Hani El Nokraschy

Biography:

Date and place of birth: 28 June 1935 in Cairo, Egypt

Education: 1968 Technical University Darmstadt/Germany, PhD Thesis
1963 Technical University Darmstadt/Germany.
1958 Faculty of Engineering Cairo University/Egypt.
Since 2005: Managing director and owner partner of "Egyptian Solar Research Center" (SOLAREC). Web Site: www.solarec-egypt.com
Since 2003: Owner and CEO of NOKRASCHY ENGINEERING GmbH in Holm (Hamburg), Germany.

Membership in Study/Work teams:
2007: Member of the Executive Committee for MENAREC 4 in Damascus, 21-24 June 2007
2007: Consulting member to the German Expert Team for renewable energies in the frame of the German Egyptian year of science and technology
2008: Member of the advisory board for the Bi-Cultural Master?s Course in Renewable Energies in joint cooperation Cairo-Kassel Universities. Also lecturer and examiner to the students
2006-2007: Member of AQUA-CSP study team. "Seawater Desalination with Concentrating Solar Power"
2006: Creator and administrator of the web site "www.menarec.org" which gathers the conference series "Middle-East North-Africa Renewable Energy Conference"
2004-2005: Member of the study teams MED-CSP and TRANS-CSP, Renewable Energy potential and electricity demand around the Mediterranean and electricity transmission to Europe.

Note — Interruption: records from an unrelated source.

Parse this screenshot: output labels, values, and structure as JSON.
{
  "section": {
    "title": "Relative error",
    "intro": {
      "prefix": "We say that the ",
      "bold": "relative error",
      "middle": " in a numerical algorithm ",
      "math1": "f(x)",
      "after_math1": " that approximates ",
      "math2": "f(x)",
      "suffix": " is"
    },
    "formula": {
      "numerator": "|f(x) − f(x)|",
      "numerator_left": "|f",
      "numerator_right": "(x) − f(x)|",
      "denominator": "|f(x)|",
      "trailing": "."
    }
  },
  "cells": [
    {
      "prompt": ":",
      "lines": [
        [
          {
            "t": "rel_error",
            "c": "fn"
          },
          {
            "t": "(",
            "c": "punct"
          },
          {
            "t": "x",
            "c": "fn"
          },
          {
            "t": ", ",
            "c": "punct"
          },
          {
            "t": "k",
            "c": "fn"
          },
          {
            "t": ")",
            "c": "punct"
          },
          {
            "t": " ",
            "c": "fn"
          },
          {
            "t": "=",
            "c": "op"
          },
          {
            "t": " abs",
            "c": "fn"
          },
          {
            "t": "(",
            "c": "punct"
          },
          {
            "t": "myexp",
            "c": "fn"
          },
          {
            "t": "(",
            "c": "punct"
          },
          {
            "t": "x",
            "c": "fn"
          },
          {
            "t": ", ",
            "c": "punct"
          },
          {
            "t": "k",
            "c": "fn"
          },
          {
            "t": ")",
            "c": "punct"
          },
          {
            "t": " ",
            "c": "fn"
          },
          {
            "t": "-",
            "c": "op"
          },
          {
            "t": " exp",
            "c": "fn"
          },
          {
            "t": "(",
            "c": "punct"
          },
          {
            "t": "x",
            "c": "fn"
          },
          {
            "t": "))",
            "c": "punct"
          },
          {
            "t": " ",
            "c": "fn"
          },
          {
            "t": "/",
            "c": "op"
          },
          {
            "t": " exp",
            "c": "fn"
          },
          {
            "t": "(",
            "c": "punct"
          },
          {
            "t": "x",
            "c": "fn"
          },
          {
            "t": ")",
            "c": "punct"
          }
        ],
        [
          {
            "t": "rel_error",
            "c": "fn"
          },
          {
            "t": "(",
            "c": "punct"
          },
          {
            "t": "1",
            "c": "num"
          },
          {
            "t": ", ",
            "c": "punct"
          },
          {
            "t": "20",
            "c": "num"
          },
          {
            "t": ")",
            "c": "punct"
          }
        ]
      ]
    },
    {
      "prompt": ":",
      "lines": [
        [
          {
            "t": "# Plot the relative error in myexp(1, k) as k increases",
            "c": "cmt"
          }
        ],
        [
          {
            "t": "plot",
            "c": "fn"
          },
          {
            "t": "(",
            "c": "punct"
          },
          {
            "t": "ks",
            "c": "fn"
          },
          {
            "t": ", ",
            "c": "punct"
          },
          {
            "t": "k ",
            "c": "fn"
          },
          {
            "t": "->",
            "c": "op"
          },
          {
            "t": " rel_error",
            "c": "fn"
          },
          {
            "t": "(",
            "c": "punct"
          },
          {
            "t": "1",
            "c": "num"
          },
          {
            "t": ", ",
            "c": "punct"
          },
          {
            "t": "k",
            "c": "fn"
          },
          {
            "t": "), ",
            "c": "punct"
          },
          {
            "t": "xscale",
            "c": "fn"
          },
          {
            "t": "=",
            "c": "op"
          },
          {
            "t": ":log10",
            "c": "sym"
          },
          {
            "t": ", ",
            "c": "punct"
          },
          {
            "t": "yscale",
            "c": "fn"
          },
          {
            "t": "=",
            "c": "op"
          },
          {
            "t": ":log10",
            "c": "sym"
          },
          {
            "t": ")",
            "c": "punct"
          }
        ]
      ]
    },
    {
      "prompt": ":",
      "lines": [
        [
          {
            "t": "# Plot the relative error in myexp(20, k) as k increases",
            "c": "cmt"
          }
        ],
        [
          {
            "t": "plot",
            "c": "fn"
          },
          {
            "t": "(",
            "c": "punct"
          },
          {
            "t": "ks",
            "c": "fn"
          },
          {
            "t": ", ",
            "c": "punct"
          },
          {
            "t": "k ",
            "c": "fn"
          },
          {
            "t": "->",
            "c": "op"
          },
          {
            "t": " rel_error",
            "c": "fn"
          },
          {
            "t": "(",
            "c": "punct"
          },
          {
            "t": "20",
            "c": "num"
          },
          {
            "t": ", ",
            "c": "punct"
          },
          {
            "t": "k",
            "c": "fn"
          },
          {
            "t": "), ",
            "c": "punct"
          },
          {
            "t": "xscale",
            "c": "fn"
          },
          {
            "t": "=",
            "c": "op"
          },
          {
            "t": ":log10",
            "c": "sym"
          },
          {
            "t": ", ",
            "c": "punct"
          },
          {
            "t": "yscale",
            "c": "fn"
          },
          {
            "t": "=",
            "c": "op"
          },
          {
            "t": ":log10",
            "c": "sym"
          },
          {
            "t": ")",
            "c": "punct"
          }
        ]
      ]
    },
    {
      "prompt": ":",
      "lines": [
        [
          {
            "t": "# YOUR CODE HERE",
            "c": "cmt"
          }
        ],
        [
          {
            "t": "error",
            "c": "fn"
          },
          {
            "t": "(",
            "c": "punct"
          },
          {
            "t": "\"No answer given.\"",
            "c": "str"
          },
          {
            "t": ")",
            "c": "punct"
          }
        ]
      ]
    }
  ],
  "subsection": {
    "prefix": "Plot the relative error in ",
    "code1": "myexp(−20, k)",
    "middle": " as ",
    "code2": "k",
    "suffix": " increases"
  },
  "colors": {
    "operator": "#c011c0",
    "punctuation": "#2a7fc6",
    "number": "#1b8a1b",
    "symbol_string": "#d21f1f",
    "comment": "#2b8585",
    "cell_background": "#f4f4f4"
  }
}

Membership in organisations: Since Sept. 2014: Member of the advisory board to the president of Egypt, responsible for energy sector.
2009 till Sept. 2014: Co-founder and Member of the supervisory board of DESERTEC Foundation
Since 2003:e5 European Business Council for Sustainable Energy.
Since 2002: TREC, Trans-Mediterranean Renewable Energy Co-operation, a network of scientist devoted to climate protection and renewable energy applications.
Since 1999: Association of Egyptian Businessmen in Germany.


Abstract:

Egypt's energy future

Egypt was severely struck in the few past years by electricity shortage due to shortage of fuel to fire the existing conventional power stations; mainly natural gas and oil.
In view of the expected shortage of fossil fuels throughout the world in the coming decades, it will not be wise to shift from one type of fossil fuel to another. For example shifting to coal or even to nuclear energy will just postponed the shortage problem and more over cause extra costs to shift again to a sustainable system of electricity supply.
Especially in Egypt, where the new constitution asks for sustainability in diverse fields and calls for the optimum use of renewable energies in Para. (32) it is in fact an obligation to shift the electricity supply system to renewables.
The argumentation that the renewable energies are more expensive than conventional ones is not true, when considering that a concentrating solar power station (CSP) with heat storage enabling a 24 hour operation around the year will bring the value of its investments in 7-8 years of saved fuel costs.
In nearly all desert regions and especially in Egypt, the conditions to build solar power stations with concentrating the available sunrays are very favourable. Egypt has the advantage that sunny deserts are just beside the Nile valley where the population is concentrated.
These power stations concentrate the direct sunrays (this is possible only for direct sunrays) and bundles them on a focus, where the temperature rises to several hundred degrees centigrade. This heat is then stored in a storage medium, generally a mixture of molten nitrate salts, to be used any time and on demand.
The stored heated molten salts are passed through a heat exchanger to give there heat to water and evaporates it generating high pressure and high temperature steam. The heat exchanger is thus replacing a conventional boiler in a conventional power station. This process can be supported by integrating photovoltaic (PV) panels in the power station to enable larger storage of heat at reduced costs.
A plan to gradually replace existing fossil fired power stations in Egypt with combined CSP and PV power stations would result in more than 80% renewable share in the electricity mix in 2050.
It is thus the most cost effective plan to ensure electricity supply for the future, because it is not a bridging technology to face an actual situation and then change the system again in a few years. The disaster happening in Germany these days to get rid of nuclear power stations shut down till 2022, because they were a "bridging technology", is the best example to learn: not to go "Bridging" but better go "Sustainable".